The Council still expects inflation to return to its target gradually
Like in June, also this time the Council concluded that “given strength and persistence of the recent shocks that remain beyond the impact of domestic monetary policy, inflation’s return to the NBP inflation target will be gradual.” The Council has concluded that inflation will be driven down by the weakening of the external economic conditions, a decline in commodity prices, and a weaker GDP growth (including consumption) amid a significant decrease in credit growth. The Council has once again declared that its “further decisions (…) will depend on incoming information regarding perspectives for inflation and economic activity.”

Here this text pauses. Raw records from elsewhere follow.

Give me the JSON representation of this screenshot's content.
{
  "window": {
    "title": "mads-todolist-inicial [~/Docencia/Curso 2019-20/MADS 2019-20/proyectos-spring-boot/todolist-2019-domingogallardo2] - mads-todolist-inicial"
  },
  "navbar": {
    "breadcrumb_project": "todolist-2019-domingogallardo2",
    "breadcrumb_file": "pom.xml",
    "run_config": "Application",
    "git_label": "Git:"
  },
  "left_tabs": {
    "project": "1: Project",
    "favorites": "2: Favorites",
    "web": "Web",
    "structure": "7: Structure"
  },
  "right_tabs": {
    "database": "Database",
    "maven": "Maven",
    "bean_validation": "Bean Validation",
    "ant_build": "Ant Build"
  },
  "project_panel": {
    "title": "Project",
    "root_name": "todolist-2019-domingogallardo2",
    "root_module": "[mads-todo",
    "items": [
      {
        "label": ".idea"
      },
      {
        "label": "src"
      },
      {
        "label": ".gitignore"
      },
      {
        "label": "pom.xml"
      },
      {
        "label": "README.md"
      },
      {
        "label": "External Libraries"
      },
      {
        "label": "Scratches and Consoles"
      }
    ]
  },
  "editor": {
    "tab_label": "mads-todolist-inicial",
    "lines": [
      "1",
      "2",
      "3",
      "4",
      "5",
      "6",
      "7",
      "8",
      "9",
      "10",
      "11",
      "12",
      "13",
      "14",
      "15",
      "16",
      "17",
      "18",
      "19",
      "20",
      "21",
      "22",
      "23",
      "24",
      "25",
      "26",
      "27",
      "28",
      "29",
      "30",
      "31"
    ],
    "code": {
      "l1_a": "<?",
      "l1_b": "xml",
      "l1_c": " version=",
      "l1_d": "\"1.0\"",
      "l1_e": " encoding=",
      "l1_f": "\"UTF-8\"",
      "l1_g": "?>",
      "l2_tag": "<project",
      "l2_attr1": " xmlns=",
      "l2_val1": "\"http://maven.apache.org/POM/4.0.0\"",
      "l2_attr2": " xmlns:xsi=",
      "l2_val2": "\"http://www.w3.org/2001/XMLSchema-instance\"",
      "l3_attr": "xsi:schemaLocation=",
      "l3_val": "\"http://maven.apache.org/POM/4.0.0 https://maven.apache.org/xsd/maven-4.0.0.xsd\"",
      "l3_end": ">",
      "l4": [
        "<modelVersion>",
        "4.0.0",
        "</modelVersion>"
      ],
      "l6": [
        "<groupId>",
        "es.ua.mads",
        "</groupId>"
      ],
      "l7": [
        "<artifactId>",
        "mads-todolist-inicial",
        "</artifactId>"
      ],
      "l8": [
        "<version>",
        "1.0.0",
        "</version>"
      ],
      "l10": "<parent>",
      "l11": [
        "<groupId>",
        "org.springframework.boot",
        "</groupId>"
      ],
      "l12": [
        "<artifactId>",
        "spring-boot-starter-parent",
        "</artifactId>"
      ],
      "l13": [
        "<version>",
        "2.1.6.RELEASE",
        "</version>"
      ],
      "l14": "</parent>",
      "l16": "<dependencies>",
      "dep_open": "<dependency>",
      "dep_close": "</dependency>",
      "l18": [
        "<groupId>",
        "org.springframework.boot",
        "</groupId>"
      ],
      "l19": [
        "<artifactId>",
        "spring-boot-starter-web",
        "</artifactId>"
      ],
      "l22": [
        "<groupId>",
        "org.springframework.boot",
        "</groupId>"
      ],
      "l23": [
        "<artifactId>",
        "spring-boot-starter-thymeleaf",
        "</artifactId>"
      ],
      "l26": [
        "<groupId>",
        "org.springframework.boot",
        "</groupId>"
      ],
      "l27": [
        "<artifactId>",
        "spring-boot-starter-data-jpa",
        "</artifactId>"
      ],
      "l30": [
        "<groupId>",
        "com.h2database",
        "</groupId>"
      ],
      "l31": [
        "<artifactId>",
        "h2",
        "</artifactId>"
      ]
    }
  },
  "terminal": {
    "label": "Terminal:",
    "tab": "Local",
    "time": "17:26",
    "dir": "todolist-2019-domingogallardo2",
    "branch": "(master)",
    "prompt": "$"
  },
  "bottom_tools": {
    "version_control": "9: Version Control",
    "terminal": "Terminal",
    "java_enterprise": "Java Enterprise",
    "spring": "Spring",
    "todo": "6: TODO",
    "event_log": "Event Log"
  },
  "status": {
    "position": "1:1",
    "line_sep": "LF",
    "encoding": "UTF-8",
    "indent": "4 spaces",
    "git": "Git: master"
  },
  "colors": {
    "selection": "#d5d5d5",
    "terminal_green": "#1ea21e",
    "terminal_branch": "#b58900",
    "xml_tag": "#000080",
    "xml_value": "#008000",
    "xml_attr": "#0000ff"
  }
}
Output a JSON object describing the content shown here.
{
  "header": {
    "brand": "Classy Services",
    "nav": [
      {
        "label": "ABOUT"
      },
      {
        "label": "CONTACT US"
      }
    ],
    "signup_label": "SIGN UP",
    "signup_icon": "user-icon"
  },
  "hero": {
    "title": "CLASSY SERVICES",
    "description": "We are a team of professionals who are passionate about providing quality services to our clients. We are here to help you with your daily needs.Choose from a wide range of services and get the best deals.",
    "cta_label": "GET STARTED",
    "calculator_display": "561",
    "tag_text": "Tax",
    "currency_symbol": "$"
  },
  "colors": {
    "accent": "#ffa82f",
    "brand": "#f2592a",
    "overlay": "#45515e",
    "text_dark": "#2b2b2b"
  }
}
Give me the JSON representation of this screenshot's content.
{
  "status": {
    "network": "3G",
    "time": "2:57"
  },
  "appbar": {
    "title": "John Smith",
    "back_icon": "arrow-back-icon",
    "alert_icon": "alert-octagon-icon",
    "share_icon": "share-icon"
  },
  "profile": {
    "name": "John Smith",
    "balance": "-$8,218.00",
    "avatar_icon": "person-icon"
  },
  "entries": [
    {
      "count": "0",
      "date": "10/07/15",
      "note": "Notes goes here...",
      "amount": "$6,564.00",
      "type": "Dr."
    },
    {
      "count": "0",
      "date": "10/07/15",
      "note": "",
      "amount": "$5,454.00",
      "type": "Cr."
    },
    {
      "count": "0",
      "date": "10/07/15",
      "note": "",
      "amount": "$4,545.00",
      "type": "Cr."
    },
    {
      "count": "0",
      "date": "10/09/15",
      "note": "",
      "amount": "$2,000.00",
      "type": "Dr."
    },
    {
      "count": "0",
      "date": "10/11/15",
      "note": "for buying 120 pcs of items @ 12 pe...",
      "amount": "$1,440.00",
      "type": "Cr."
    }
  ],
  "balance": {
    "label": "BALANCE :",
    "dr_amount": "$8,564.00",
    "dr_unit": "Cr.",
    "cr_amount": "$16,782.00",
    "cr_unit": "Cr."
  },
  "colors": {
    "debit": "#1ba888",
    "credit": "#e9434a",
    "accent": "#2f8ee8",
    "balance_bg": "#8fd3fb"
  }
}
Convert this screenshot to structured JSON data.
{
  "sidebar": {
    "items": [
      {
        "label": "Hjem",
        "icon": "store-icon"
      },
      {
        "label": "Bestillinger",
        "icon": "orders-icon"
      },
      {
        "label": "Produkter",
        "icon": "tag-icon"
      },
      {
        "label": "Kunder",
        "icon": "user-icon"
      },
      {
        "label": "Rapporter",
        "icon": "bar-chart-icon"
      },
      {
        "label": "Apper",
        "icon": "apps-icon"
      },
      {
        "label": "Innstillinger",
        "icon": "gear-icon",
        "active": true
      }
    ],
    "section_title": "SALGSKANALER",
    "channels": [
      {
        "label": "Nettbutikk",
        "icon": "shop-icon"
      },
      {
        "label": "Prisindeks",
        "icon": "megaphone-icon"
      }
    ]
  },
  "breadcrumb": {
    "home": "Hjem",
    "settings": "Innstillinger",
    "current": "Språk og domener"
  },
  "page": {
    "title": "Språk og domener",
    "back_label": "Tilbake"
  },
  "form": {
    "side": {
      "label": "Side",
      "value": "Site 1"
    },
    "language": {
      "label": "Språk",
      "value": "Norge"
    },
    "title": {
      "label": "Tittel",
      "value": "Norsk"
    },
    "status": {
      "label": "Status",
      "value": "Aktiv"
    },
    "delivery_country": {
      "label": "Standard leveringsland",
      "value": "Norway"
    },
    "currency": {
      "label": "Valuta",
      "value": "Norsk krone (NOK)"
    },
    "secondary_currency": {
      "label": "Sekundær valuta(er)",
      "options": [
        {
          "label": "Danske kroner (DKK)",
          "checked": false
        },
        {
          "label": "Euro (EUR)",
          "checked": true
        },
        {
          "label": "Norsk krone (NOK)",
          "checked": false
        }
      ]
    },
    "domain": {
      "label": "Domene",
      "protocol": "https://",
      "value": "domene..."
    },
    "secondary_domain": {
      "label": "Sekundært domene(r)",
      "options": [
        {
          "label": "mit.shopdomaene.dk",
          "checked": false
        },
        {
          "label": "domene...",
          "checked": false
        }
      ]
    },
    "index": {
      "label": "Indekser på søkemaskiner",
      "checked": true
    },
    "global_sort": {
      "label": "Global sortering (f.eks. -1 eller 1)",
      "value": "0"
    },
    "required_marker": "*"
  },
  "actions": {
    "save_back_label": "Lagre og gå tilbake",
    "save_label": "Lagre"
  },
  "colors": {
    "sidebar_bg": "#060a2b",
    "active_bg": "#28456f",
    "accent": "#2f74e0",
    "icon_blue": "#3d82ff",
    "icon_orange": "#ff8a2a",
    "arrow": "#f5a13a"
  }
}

NBP projection results still an argument in favour of monetary policy tightening
According to the July projection of the NBP prepared on the assumption of unchanged NBP interest rates and using the data available as of 22 June 2023, there is a 50-percent probability that inflation will be in the range of 11.1-12.7% in 2023 (vs. 10.2–13.5% in the previous projection), 3.7-6.8% in 2024 (vs. 3.9-7.5%) and 2.1-5.1% in 2025 (2.0-5.0%). The near-term inflation path projection was thus slightly revised downwards vs. the projection presented in March. Furthermore, the projection results show that in 2024-2025 inflation will run markedly above the MPC inflation target of 2.5%, which in our opinion is an argument favouring the tightening of the monetary policy. Lack of the MPC’s reaction to inflation target overshooting expected in the projection supports our conclusion in which the Council still finds the mid-term inflation outlook to be of secondary importance, and that preventing the economic growth from slowing down too much in the coming quarters is still the main objective of the monetary policy. In accordance with the projection, there is a 50-percent probability that GDP growth will be in the range of -0.2-1.3% in 2023 (vs. -0.1-1.8% in the previous projection), 1.4-3.3% in 2024 (vs. 1.1-3.1%), and 2.1-4.4% in 2025 (vs. 2.0-4.3%). Therefore, the scenario as seen in this projection is that of a slightly lower economic growth (comparing to the March projection) that will reach the value of around 0.5% in 2023, and then gradually accelerate in the subsequent years.
MPC reaction function blurred. Interest rate cuts will take place in Q4 2023
In our revised scenario, inflation falling faster in the months to come than we previously expected will cause the Council to cut interest rates in its meetings in October and November (by 50bps in total). This scenario is consistent with the condition for rate cuts named by the NBP Governor at the press conference following the MPC meeting in June, i.e. inflation reaching a single-digit level amidst the certainty of its falling in subsequent quarters. We believe the condition mentioned above will be met in October, which will enable the MPC to cut the rates before the parliamentary elections.
The rate cuts prerequisite as formulated by the MPC Governor confirms that inflation returning to the MPC target (2.5%) in the medium-term perspective is not the MPC’s priority at the moment. The prerequisite makes it possible to support the economic policy of the government through interest rate cuts even amidst high inflation that is very far from returning to the inflation target, the return being delayed by the economic upturn that is expected to take place in 2024. In our opinion, this means that the function of the central bank’s reaction has changed in such a way that the monetary policy is becoming less transparent and comprehensive, and consequently, less predictable. In the next MACROmap, we will discuss in detail our revised inflation and interest rates forecast.
In our opinion, the press release following today’s meeting of the Council will be neutral for the PLN and for the yields on bonds.